Sakakibara Brodie M, Miller William C
Faculty of Health Sciences, Simon Fraser University, Vancouver, BC, Canada; Rehabilitation Research Program, GF Strong Rehabilitation Center, Vancouver Coastal Health Research Institute, Vancouver, BC, Canada.
Rehabilitation Research Program, GF Strong Rehabilitation Center, Vancouver Coastal Health Research Institute, Vancouver, BC, Canada; Department of Occupational Science and Occupational Therapy, Faculty of Medicine, University of British Columbia, Vancouver, BC, Canada.

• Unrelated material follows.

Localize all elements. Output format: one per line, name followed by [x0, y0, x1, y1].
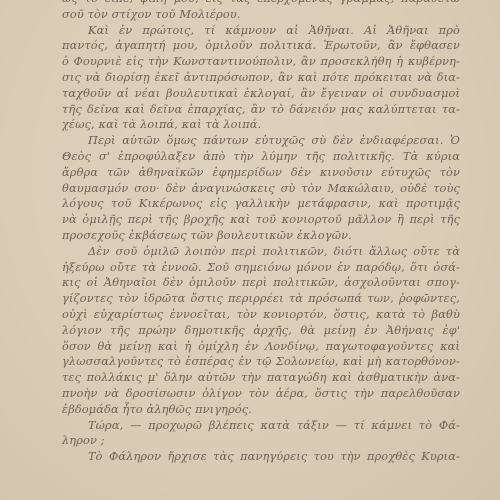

Arch Phys Med Rehabil. 2015 Jul;96(7):1360-3. doi: 10.1016/j.apmr.2015.03.002. Epub 2015 Mar 21.
To estimate the prevalence of low wheelchair-mobility and self-management self-efficacy and to evaluate the association with wheelchair skills.
Cross-sectional.
Community.
Community-dwelling manual wheelchair users (N=123) who were ≥50 years of age (mean, 59.7±7.5y) and from British Columbia and Quebec, Canada.
None.
The 13-item mobility and 8-item self-management subscales from the Wheelchair Use Confidence Scale-Short Form (standardized scores range, 0-100) measured self-efficacy, and the 32-item Wheelchair Skills Test, Questionnaire Version (scores range, 0-100) measured wheelchair skills. A score of 50 was used to differentiate individuals with high and low self-efficacy, and a score of 72 differentiated between high and low wheelchair skills.
The prevalence of low wheelchair-mobility and self-management self-efficacy was 28.5% (95% confidence interval [CI], 20.6-36.4) and 11.4% (95% CI, 5.8-17.0), respectively, and their bivariate association with wheelchair skills was r=.70 and r=.39, respectively. Of the sample, 16% reported conflicting mobility self-efficacy and skill scores; 25% reported low self-efficacy and high skills. Of the participants, 30% reported conflicting scores between self-management self-efficacy and wheelchair skills, with 8.1% reporting lower self-efficacy than skill.
Low self-efficacy was relatively high in this sample as was its discordance with wheelchair skills. Interventions to address low self-efficacy and/or offset the discordant self-efficacy/skill profiles are warranted.
评估轮椅移动能力低下和自我管理自我效能感的患病率,并评估其与轮椅技能的相关性。
横断面研究。
社区。
来自加拿大不列颠哥伦比亚省和魁北克省、年龄≥50岁(平均59.7±7.5岁)的社区居家手动轮椅使用者(N = 123)。
无。
采用轮椅使用信心量表简版中的13项移动能力分量表和8项自我管理分量表(标准化分数范围为0 - 100)测量自我效能感,采用32项轮椅技能测试问卷版(分数范围为0 - 100)测量轮椅技能。以50分为界区分自我效能感高和低的个体,以72分为界区分轮椅技能高和低的个体。
轮椅移动能力低下和自我管理自我效能感低下的患病率分别为28.5%(95%置信区间[CI],20.6 - 36.4)和11.4%(95%CI,5.8 - 17.0),它们与轮椅技能的双变量相关性分别为r = 0.70和r = 0.39。在样本中,16%的人报告移动自我效能感和技能分数不一致;25%的人报告自我效能感低但技能高。在参与者中,30%的人报告自我管理自我效能感和轮椅技能分数不一致,8.1%的人报告自我效能感低于技能。
该样本中自我效能感低下的情况相对较高,且与轮椅技能不一致。有必要采取干预措施来解决自我效能感低下和/或抵消自我效能感/技能不匹配的情况。